One of the darkest periods of the show was when John Winchester died. It’s the event that brought Dean the closest to this despair — his character now is a reflection of his character then. Brooding, excessively drinking, refusing to see beyond the black and white of the situation, seeking some kind of solace through the destruction of monsters. It was all there. But the quest for vengeance — for killing Azazel — is what brought him back, after just a few episodes, from the abyss. In the present, that vengeance is missing. The enemy is scattered, can spread easily, and is almost impossible to kill. Not only that, the Leviathans are smart, strong hunters. There is no respite from running because they consistently and quickly track the boys down. Or, in an even worse case scenario, make life almost impossible for them by shifting into their forms.
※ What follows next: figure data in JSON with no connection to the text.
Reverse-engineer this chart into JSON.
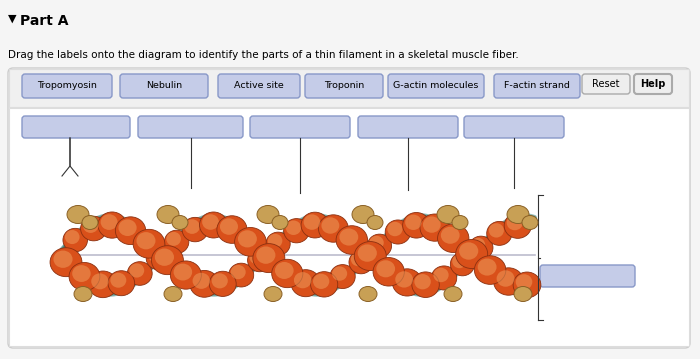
{
  "title": "Part A",
  "instruction": "Drag the labels onto the diagram to identify the parts of a thin filament in a skeletal muscle fiber.",
  "bg_color": "#f5f5f5",
  "card_bg": "#ffffff",
  "card_border": "#cccccc",
  "label_strip_bg": "#f0f0f0",
  "label_strip_border": "#dddddd",
  "diagram_bg": "#ffffff",
  "label_box_fill": "#c5cce8",
  "label_box_border": "#8898c8",
  "answer_box_fill": "#c5cce8",
  "answer_box_border": "#8898c8",
  "btn_fill": "#eeeeee",
  "btn_border": "#aaaaaa",
  "label_texts": [
    "Tropomyosin",
    "Nebulin",
    "Active site",
    "Troponin",
    "G-actin molecules",
    "F-actin strand"
  ],
  "actin_color": "#d9501a",
  "actin_edge": "#8b3010",
  "actin_highlight": "#f0a060",
  "tropomyosin_color": "#2d7a72",
  "troponin_color": "#c8a055",
  "troponin_edge": "#8a6025",
  "nebulin_color": "#a0a0b8",
  "line_color": "#333333"
}
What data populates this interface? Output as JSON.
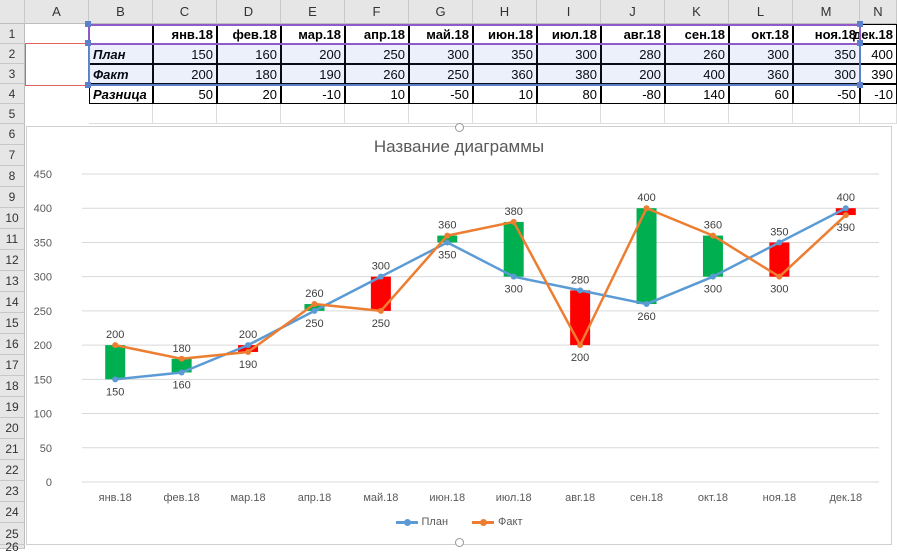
{
  "sheet": {
    "column_letters": [
      "A",
      "B",
      "C",
      "D",
      "E",
      "F",
      "G",
      "H",
      "I",
      "J",
      "K",
      "L",
      "M",
      "N"
    ],
    "row_numbers": [
      "1",
      "2",
      "3",
      "4",
      "5",
      "6",
      "7",
      "8",
      "9",
      "10",
      "11",
      "12",
      "13",
      "14",
      "15",
      "16",
      "17",
      "18",
      "19",
      "20",
      "21",
      "22",
      "23",
      "24",
      "25",
      "26"
    ],
    "months": [
      "янв.18",
      "фев.18",
      "мар.18",
      "апр.18",
      "май.18",
      "июн.18",
      "июл.18",
      "авг.18",
      "сен.18",
      "окт.18",
      "ноя.18",
      "дек.18"
    ],
    "rows": [
      {
        "label": "План",
        "values": [
          "150",
          "160",
          "200",
          "250",
          "300",
          "350",
          "300",
          "280",
          "260",
          "300",
          "350",
          "400"
        ]
      },
      {
        "label": "Факт",
        "values": [
          "200",
          "180",
          "190",
          "260",
          "250",
          "360",
          "380",
          "200",
          "400",
          "360",
          "300",
          "390"
        ]
      },
      {
        "label": "Разница",
        "values": [
          "50",
          "20",
          "-10",
          "10",
          "-50",
          "10",
          "80",
          "-80",
          "140",
          "60",
          "-50",
          "-10"
        ]
      }
    ]
  },
  "chart": {
    "title": "Название диаграммы",
    "legend": [
      {
        "name": "План",
        "color": "#5b9bd5"
      },
      {
        "name": "Факт",
        "color": "#ed7d31"
      }
    ],
    "colors": {
      "up": "#00b050",
      "down": "#ff0000",
      "grid": "#d9d9d9",
      "axis_text": "#595959"
    }
  },
  "chart_data": {
    "type": "line",
    "title": "Название диаграммы",
    "categories": [
      "янв.18",
      "фев.18",
      "мар.18",
      "апр.18",
      "май.18",
      "июн.18",
      "июл.18",
      "авг.18",
      "сен.18",
      "окт.18",
      "ноя.18",
      "дек.18"
    ],
    "series": [
      {
        "name": "План",
        "values": [
          150,
          160,
          200,
          250,
          300,
          350,
          300,
          280,
          260,
          300,
          350,
          400
        ]
      },
      {
        "name": "Факт",
        "values": [
          200,
          180,
          190,
          260,
          250,
          360,
          380,
          200,
          400,
          360,
          300,
          390
        ]
      }
    ],
    "y_ticks": [
      "0",
      "50",
      "100",
      "150",
      "200",
      "250",
      "300",
      "350",
      "400",
      "450"
    ],
    "ylim": [
      0,
      450
    ],
    "xlabel": "",
    "ylabel": "",
    "legend_position": "bottom",
    "up_down_bars": true
  }
}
Can’t you just feel it? When you think about what they’re currently going through? No home, no place of safety, no Castiel to act as a deus ex machina, no easy way to identify or kill their foes — it’s despair. It’s their darkest moment. And it’s incredibly difficult to watch.
Yet none of this means there’s something wrong with the show — it just means it’s progressing in a way that makes the audience uncomfortable.
During this past season of Breaking Bad, another fantastic critic, Tim Goodman, whose thoughts I appreciate and often disagree with, wrote about his concern with how deconstructing every episode prevented critics/viewers from just sitting back and enjoying the ride. That because we don’t let the arc happen without trying to anticipate or second-guess the writers, we can’t fully appreciate what the show is trying to do.
I think it’s an interesting point. And while I’m not comparing Supernatural to Breaking Bad, I do think that we take such ownership of a show, that it’s oftentimes difficult to let the arc happen without feeling like we’re being betrayed in some way. Isn’t part of the magic letting a show take us somewhere that we haven’t anticipated? Isn’t it the responsibility of art to force us to examine and explore emotions and situations that might make us feel uncomfortable or distressed?
This is the darkest place the Winchesters have ever been. They have no one. They have nothing to hold on to but their skill as hunters. Their entire world is destabilized — so much so that they don’t even have control over their own bodies, their own stories. The Leviathans can inscribe a reality for them by assuming their own shapes and personas. It’s taxing to experience this with them, but it’s a fascinating journey.